With the Series tied, St. Louis sent warrior Danny Cox to the mound to face Blyleven. Cox struck out six batters and led the Redbirds to the 4-2 win and the Series lead 3-2 heading back to Minnesota. The Cardinals matched the Twins virtually run for run heading into the six down only 6-5. However, back in the friendly confines of the Metrodome, Minnesota, once again, took advantage of their home field advantage as they rattled off five more runs, four in the sixth and one in the eighth, to win the game 11-5. Game 7 of the 1987 World Series was the 500th contest in the history of the Fall Classic and proved to be a much tighter affair.
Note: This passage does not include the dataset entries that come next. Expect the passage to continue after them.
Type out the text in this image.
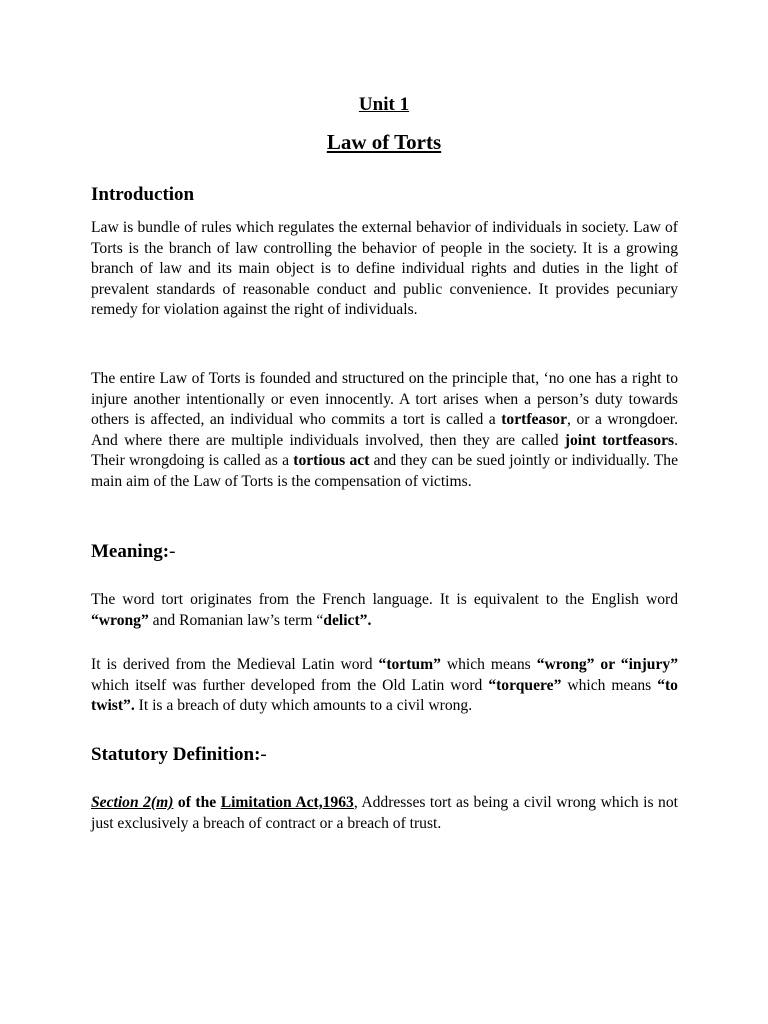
Unit 1
Law of Torts
Introduction

Law is bundle of rules which regulates the external behavior of individuals in society. Law of Torts is the branch of law controlling the behavior of people in the society. It is a growing branch of law and its main object is to define individual rights and duties in the light of prevalent standards of reasonable conduct and public convenience. It provides pecuniary remedy for violation against the right of individuals.

The entire Law of Torts is founded and structured on the principle that, ‘no one has a right to injure another intentionally or even innocently. A tort arises when a person’s duty towards others is affected, an individual who commits a tort is called a tortfeasor, or a wrongdoer. And where there are multiple individuals involved, then they are called joint tortfeasors. Their wrongdoing is called as a tortious act and they can be sued jointly or individually. The main aim of the Law of Torts is the compensation of victims.

Meaning:-

The word tort originates from the French language. It is equivalent to the English word “wrong” and Romanian law’s term “delict”.

It is derived from the Medieval Latin word “tortum” which means “wrong” or “injury” which itself was further developed from the Old Latin word “torquere” which means “to twist”. It is a breach of duty which amounts to a civil wrong.

Statutory Definition:-

Section 2(m) of the Limitation Act,1963, Addresses tort as being a civil wrong which is not just exclusively a breach of contract or a breach of trust.
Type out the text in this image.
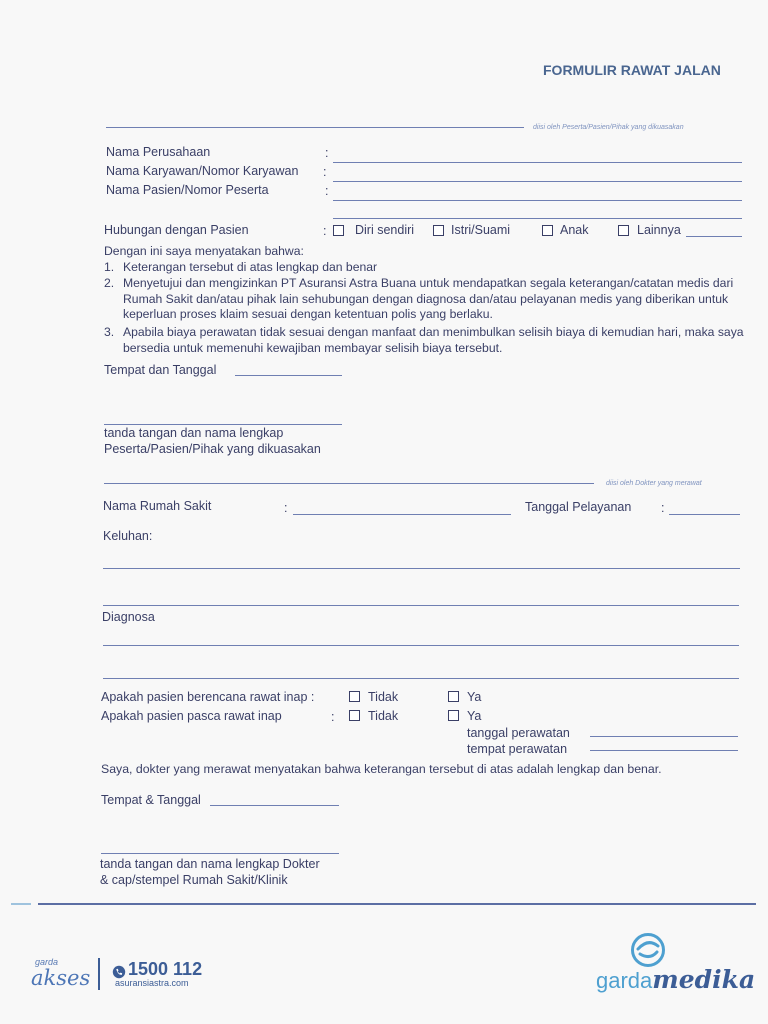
FORMULIR RAWAT JALAN
diisi oleh Peserta/Pasien/Pihak yang dikuasakan
Nama Perusahaan	:
Nama Karyawan/Nomor Karyawan :
Nama Pasien/Nomor Peserta	:
Hubungan dengan Pasien	: Diri sendiri	Istri/Suami	Anak	Lainnya
Dengan ini saya menyatakan bahwa:
1. Keterangan tersebut di atas lengkap dan benar
2. Menyetujui dan mengizinkan PT Asuransi Astra Buana untuk mendapatkan segala keterangan/catatan medis dari Rumah Sakit dan/atau pihak lain sehubungan dengan diagnosa dan/atau pelayanan medis yang diberikan untuk keperluan proses klaim sesuai dengan ketentuan polis yang berlaku.
3. Apabila biaya perawatan tidak sesuai dengan manfaat dan menimbulkan selisih biaya di kemudian hari, maka saya bersedia untuk memenuhi kewajiban membayar selisih biaya tersebut.
Tempat dan Tanggal
tanda tangan dan nama lengkap
Peserta/Pasien/Pihak yang dikuasakan
diisi oleh Dokter yang merawat
Nama Rumah Sakit	:	Tanggal Pelayanan :
Keluhan:
Diagnosa
Apakah pasien berencana rawat inap :	Tidak	Ya
Apakah pasien pasca rawat inap	:	Tidak	Ya
tanggal perawatan
tempat perawatan
Saya, dokter yang merawat menyatakan bahwa keterangan tersebut di atas adalah lengkap dan benar.
Tempat & Tanggal
tanda tangan dan nama lengkap Dokter
& cap/stempel Rumah Sakit/Klinik
garda
akses 1500 112
asuransiastra.com	gardamedika
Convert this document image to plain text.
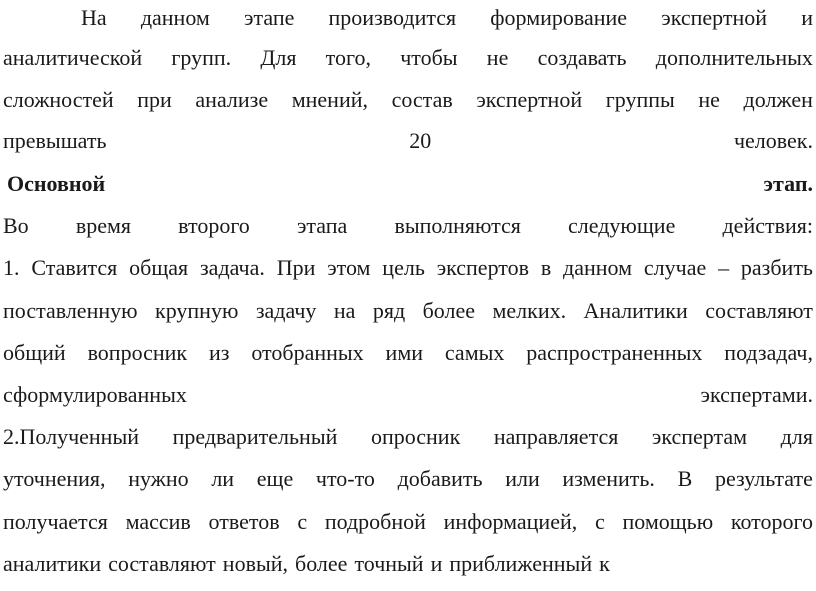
На данном этапе производится формирование экспертной и
аналитической групп. Для того, чтобы не создавать дополнительных
сложностей при анализе мнений, состав экспертной группы не должен
превышать	20	человек.
Основной	этап.
Во время второго этапа выполняются следующие действия:
1. Ставится общая задача. При этом цель экспертов в данном случае – разбить
поставленную крупную задачу на ряд более мелких. Аналитики составляют
общий вопросник из отобранных ими самых распространенных подзадач,
сформулированных	экспертами.
2.Полученный предварительный опросник направляется экспертам для
уточнения, нужно ли еще что-то добавить или изменить. В результате
получается массив ответов с подробной информацией, с помощью которого
аналитики составляют новый, более точный и приближенный к
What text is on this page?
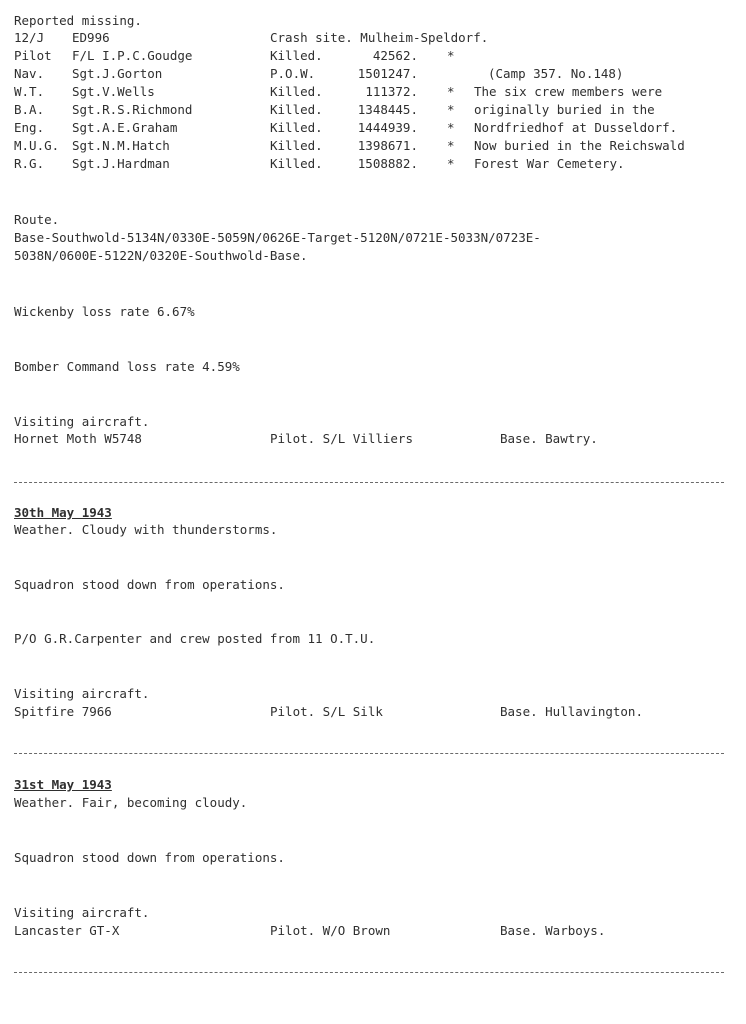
Reported missing.
12/J ED996	Crash site. Mulheim-Speldorf.
Pilot F/L I.P.C.Goudge	Killed.	42562. *
Nav. Sgt.J.Gorton	P.O.W.	1501247.	(Camp 357. No.148)
W.T. Sgt.V.Wells	Killed.	111372. * The six crew members were
B.A. Sgt.R.S.Richmond	Killed.	1348445. * originally buried in the
Eng. Sgt.A.E.Graham	Killed.	1444939. * Nordfriedhof at Dusseldorf.
M.U.G. Sgt.N.M.Hatch	Killed.	1398671. * Now buried in the Reichswald
R.G. Sgt.J.Hardman	Killed.	1508882. * Forest War Cemetery.
Route.
Base-Southwold-5134N/0330E-5059N/0626E-Target-5120N/0721E-5033N/0723E-
5038N/0600E-5122N/0320E-Southwold-Base.
Wickenby loss rate 6.67%
Bomber Command loss rate 4.59%
Visiting aircraft.
Hornet Moth W5748	Pilot. S/L Villiers	Base. Bawtry.
30th May 1943
Weather. Cloudy with thunderstorms.
Squadron stood down from operations.
P/O G.R.Carpenter and crew posted from 11 O.T.U.
Visiting aircraft.
Spitfire 7966	Pilot. S/L Silk	Base. Hullavington.
31st May 1943
Weather. Fair, becoming cloudy.
Squadron stood down from operations.
Visiting aircraft.
Lancaster GT-X	Pilot. W/O Brown	Base. Warboys.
Game 1 starters, Viola and Magrane, matched up once again in Game 7, making Magrane the sixth rookie in history to start the final game of a World Series. Magrane allowed two earned runs on five hits and added four strikeouts before being pulled for Danny Cox in the fifth. Viola, on the other hand, was cruising as he pitched eight strong innings, allowing only two run on six hits and posting seven strikeouts. Cox gave up the game-tying RBI double to Puckett, the first batter he faced. Puckett was then picked off trying to steal third and Gary Gaetti was gunned down at home plate by a bullet from Vince Coleman in left. This was Coleman’s second throw home from left to nail a runner after he got Don Baylor at home in the second, to become the only player to gun down two players at the plate in a single game. (However, replays indicate the Baylor was actually safe in the second.) Cox was soon pulled in favor of young closer Todd Worrell with one out, before Worrell gave up an RBI single to Greg Gagne that put the Twins ahead for good. Minnesota tacked on a run in the eighth and beat St. Louis 4-2 to win their first world championship since moving to Minneapolis in 1960. Having gone 2-1 with 16 strikeouts and a 3.72 ERA, Frank Viola won the coveted World Series MVP award. This was the only World Series where the home team won every game and therefore did not need to play the bottom half of the ninth inning.